After another delicious Caesar salad lunch I prepared for the workshop on “Successfully Working with Remote Teams”. It’s what I do all day in my daily job and I’ve co-led a 2-day course on that at CS as well. Since I had only an hour and a half for the workshop I decided to apply the Six Thinking Hats method. This worked really well – the team was totally into it, some great topics came up and the meeting ended on a very positive note. I wrote up all the results and sent them off to the participants. This was a secondary goal for my assignment and a lot of fun. I even got some ideas to use at my own remote team meetings. (Hi team – sending greetings from another time zone to you all!)
I’ve been invited to go to the baseball game tomorrow night at the AT&T baseball stadium. I used to live across from a baseball diamond in Calgary and have thrown the ball around with my kids. This will be a whole new experience for me tomorrow.
Here some pics from on my way home:
The cold fog rolling in over the port and the Bay Bridge in the twilight.
My bike gives me the freedom to go a bit farther out and visit the coastline each day. As Switzerland doesn’t have an ocean border this is a unique opportunity. The ships are much larger than anything “back home” – they are huge. Having grown up in Calgary I feel right at home here in San Francisco and love the easy-going way of working together.
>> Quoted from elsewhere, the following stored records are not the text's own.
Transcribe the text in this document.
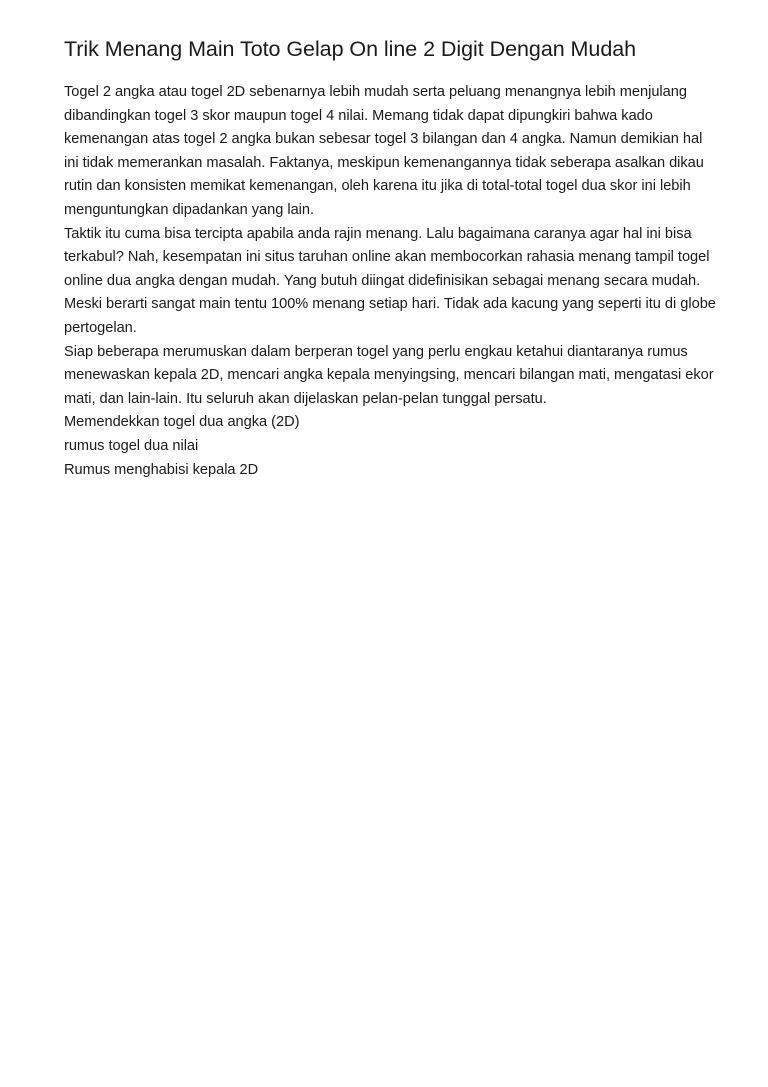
Trik Menang Main Toto Gelap On line 2 Digit Dengan Mudah

Togel 2 angka atau togel 2D sebenarnya lebih mudah serta peluang menangnya lebih menjulang dibandingkan togel 3 skor maupun togel 4 nilai. Memang tidak dapat dipungkiri bahwa kado kemenangan atas togel 2 angka bukan sebesar togel 3 bilangan dan 4 angka. Namun demikian hal ini tidak memerankan masalah. Faktanya, meskipun kemenangannya tidak seberapa asalkan dikau rutin dan konsisten memikat kemenangan, oleh karena itu jika di total-total togel dua skor ini lebih menguntungkan dipadankan yang lain.

Taktik itu cuma bisa tercipta apabila anda rajin menang. Lalu bagaimana caranya agar hal ini bisa terkabul? Nah, kesempatan ini situs taruhan online akan membocorkan rahasia menang tampil togel online dua angka dengan mudah. Yang butuh diingat didefinisikan sebagai menang secara mudah. Meski berarti sangat main tentu 100% menang setiap hari. Tidak ada kacung yang seperti itu di globe pertogelan.

Siap beberapa merumuskan dalam berperan togel yang perlu engkau ketahui diantaranya rumus menewaskan kepala 2D, mencari angka kepala menyingsing, mencari bilangan mati, mengatasi ekor mati, dan lain-lain. Itu seluruh akan dijelaskan pelan-pelan tunggal persatu.

Memendekkan togel dua angka (2D)

rumus togel dua nilai

Rumus menghabisi kepala 2D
My work day started with an early morning meeting with the management of the IT department. We had a great brainstorming session and some ideas about how to measure the full benefits of IT projects. This is a topic in my other job as well – I suppose it’s that way everywhere. Here, however, I am the one driving the format, and I’m not the one who has to fill the document out. This increases the responsibility to not waste anyone’s time. It’s an interesting experience to be on the other side – setting and not suffering the metrics. Hopefully my healthy skepticism about metrics will ensure that they don’t get abused.
I send off a first draft to get some feedback before I end up going in a completely wrong direction. How formal should documents be here? How does version control work? So many little things that I do without thinking “back home” require actual brain use to figure out how to do it here.
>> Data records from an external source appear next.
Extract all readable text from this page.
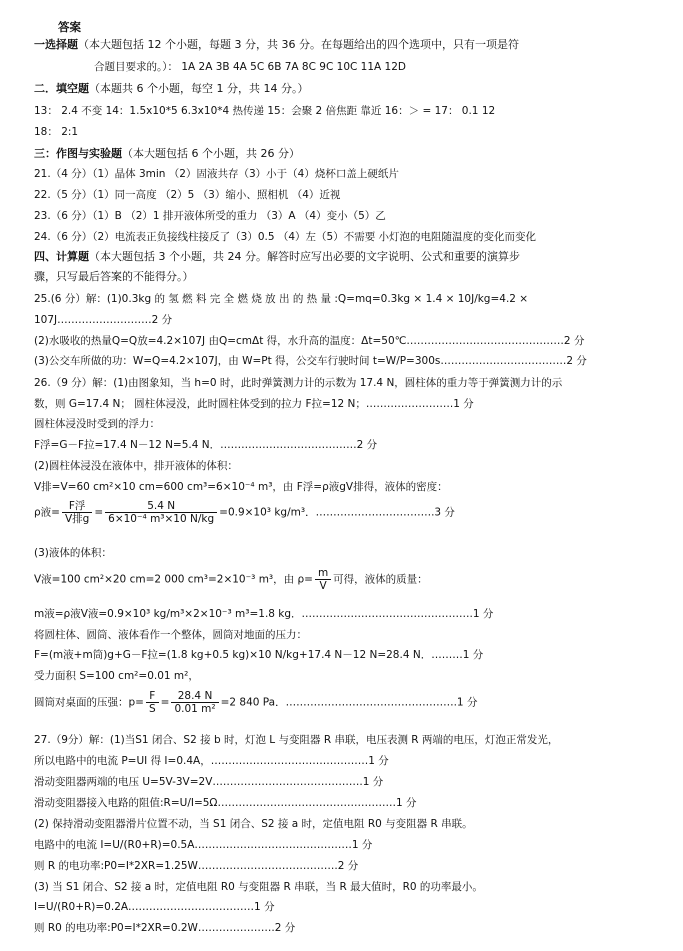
答案
一选择题（本大题包括 12 个小题，每题 3 分，共 36 分。在每题给出的四个选项中，只有一项是符
合题目要求的。）： 1A 2A 3B 4A 5C 6B 7A 8C 9C 10C 11A 12D
二．填空题（本题共 6 个小题，每空 1 分，共 14 分。）
13： 2.4 不变 14：1.5x10*5 6.3x10*4 热传递 15：会聚 2 倍焦距 靠近 16：＞ = 17： 0.1 12
18： 2:1
三：作图与实验题（本大题包括 6 个小题，共 26 分）
21.（4 分）（1）晶体 3min （2）固液共存（3）小于（4）烧杯口盖上硬纸片
22.（5 分）（1）同一高度 （2）5 （3）缩小、照相机 （4）近视
23.（6 分）（1）B （2）1 排开液体所受的重力 （3）A （4）变小（5）乙
24.（6 分）（2）电流表正负接线柱接反了（3）0.5 （4）左（5）不需要 小灯泡的电阻随温度的变化而变化
四、计算题（本大题包括 3 个小题，共 24 分。解答时应写出必要的文字说明、公式和重要的演算步
骤，只写最后答案的不能得分。）
25.(6 分）解：(1)0.3kg 的 氢 燃 料 完 全 燃 烧 放 出 的 热 量 :Q=mq=0.3kg × 1.4 × 10J/kg=4.2 ×
107J………………………2 分
(2)水吸收的热量Q=Q放=4.2×107J 由Q=cmΔt 得，水升高的温度：Δt=50℃………………………………………2 分
(3)公交车所做的功：W=Q=4.2×107J，由 W=Pt 得，公交车行驶时间 t=W/P=300s………………………………2 分
26.（9 分）解：(1)由图象知，当 h=0 时，此时弹簧测力计的示数为 17.4 N，圆柱体的重力等于弹簧测力计的示
数，则 G=17.4 N； 圆柱体浸没，此时圆柱体受到的拉力 F拉=12 N；…………………….1 分
圆柱体浸没时受到的浮力：
F浮=G－F拉=17.4 N－12 N=5.4 N．…………………………………2 分
(2)圆柱体浸没在液体中，排开液体的体积：
V排=V=60 cm²×10 cm=600 cm³=6×10⁻⁴ m³，由 F浮=ρ液gV排得，液体的密度：
ρ液= $\frac{\text{F浮}}{\text{V排g}} = \frac{5.4 N}{\text{6×10⁻⁴ m³×10 N/kg}} =0.9\times 10^3$ kg/m³．…………………………….3 分
(3)液体的体积：
V液=100 cm²×20 cm=2 000 cm³=2×10⁻³ m³，由 $\rho= \frac{m}{V}$ 可得，液体的质量：
m液=ρ液V液=0.9×10³ kg/m³×2×10⁻³ m³=1.8 kg．………………………………………….1 分
将圆柱体、圆筒、液体看作一个整体，圆筒对地面的压力：
F=(m液+m筒)g+G－F拉=(1.8 kg+0.5 kg)×10 N/kg+17.4 N－12 N=28.4 N．………1 分
受力面积 S=100 cm²=0.01 m²，
圆筒对桌面的压强：$p= \frac{F}{S} = \frac{28.4 N}{\text{0.01 m²}} =2$ 840 Pa．………………………………………….1 分
27.（9分）解：(1)当S1 闭合、S2 接 b 时，灯泡 L 与变阻器 R 串联，电压表测 R 两端的电压，灯泡正常发光，
所以电路中的电流 P=UI 得 I=0.4A，………………………………………1 分
滑动变阻器两端的电压 U=5V-3V=2V…………………………………….1 分
滑动变阻器接入电路的阻值:R=U/I=5Ω……………………………………………1 分
(2) 保持滑动变阻器滑片位置不动，当 S1 闭合、S2 接 a 时，定值电阻 R0 与变阻器 R 串联。
电路中的电流 I=U/(R0+R)=0.5A………………………………………1 分
则 R 的电功率:P0=I*2XR=1.25W………………………………….2 分
(3) 当 S1 闭合、S2 接 a 时，定值电阻 R0 与变阻器 R 串联，当 R 最大值时，R0 的功率最小。
I=U/(R0+R)=0.2A………………………………1 分
则 R0 的电功率:P0=I*2XR=0.2W………………….2 分
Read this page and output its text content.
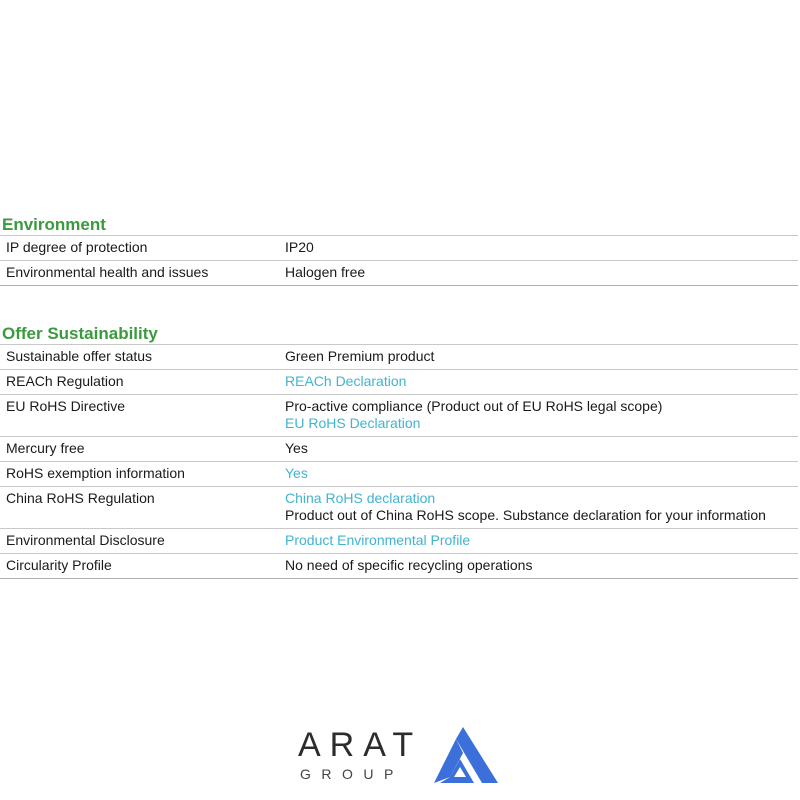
Environment
IP degree of protection	IP20
Environmental health and issues	Halogen free
Offer Sustainability
Sustainable offer status	Green Premium product
REACh Regulation	REACh Declaration
EU RoHS Directive	Pro-active compliance (Product out of EU RoHS legal scope)
EU RoHS Declaration
Mercury free	Yes
RoHS exemption information	Yes
China RoHS Regulation	China RoHS declaration
Product out of China RoHS scope. Substance declaration for your information
Environmental Disclosure	Product Environmental Profile
Circularity Profile	No need of specific recycling operations
ARAT
GROUP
I go off for another delicious Caesar Salad and eat it in the lunch room with the others, feeling part of the team.
In the afternoon I work a bit on this blog and write up the notes of yesterday’s meeting with the International Operations team.
On the way home I pass through the financial district – such tall buildings …
A look up California Street, where the office is located.
Looking up, at the historical tram on California Street, and my trusty bicycle in front of more tall buildings.
Arriving finally at the port of San Francisco.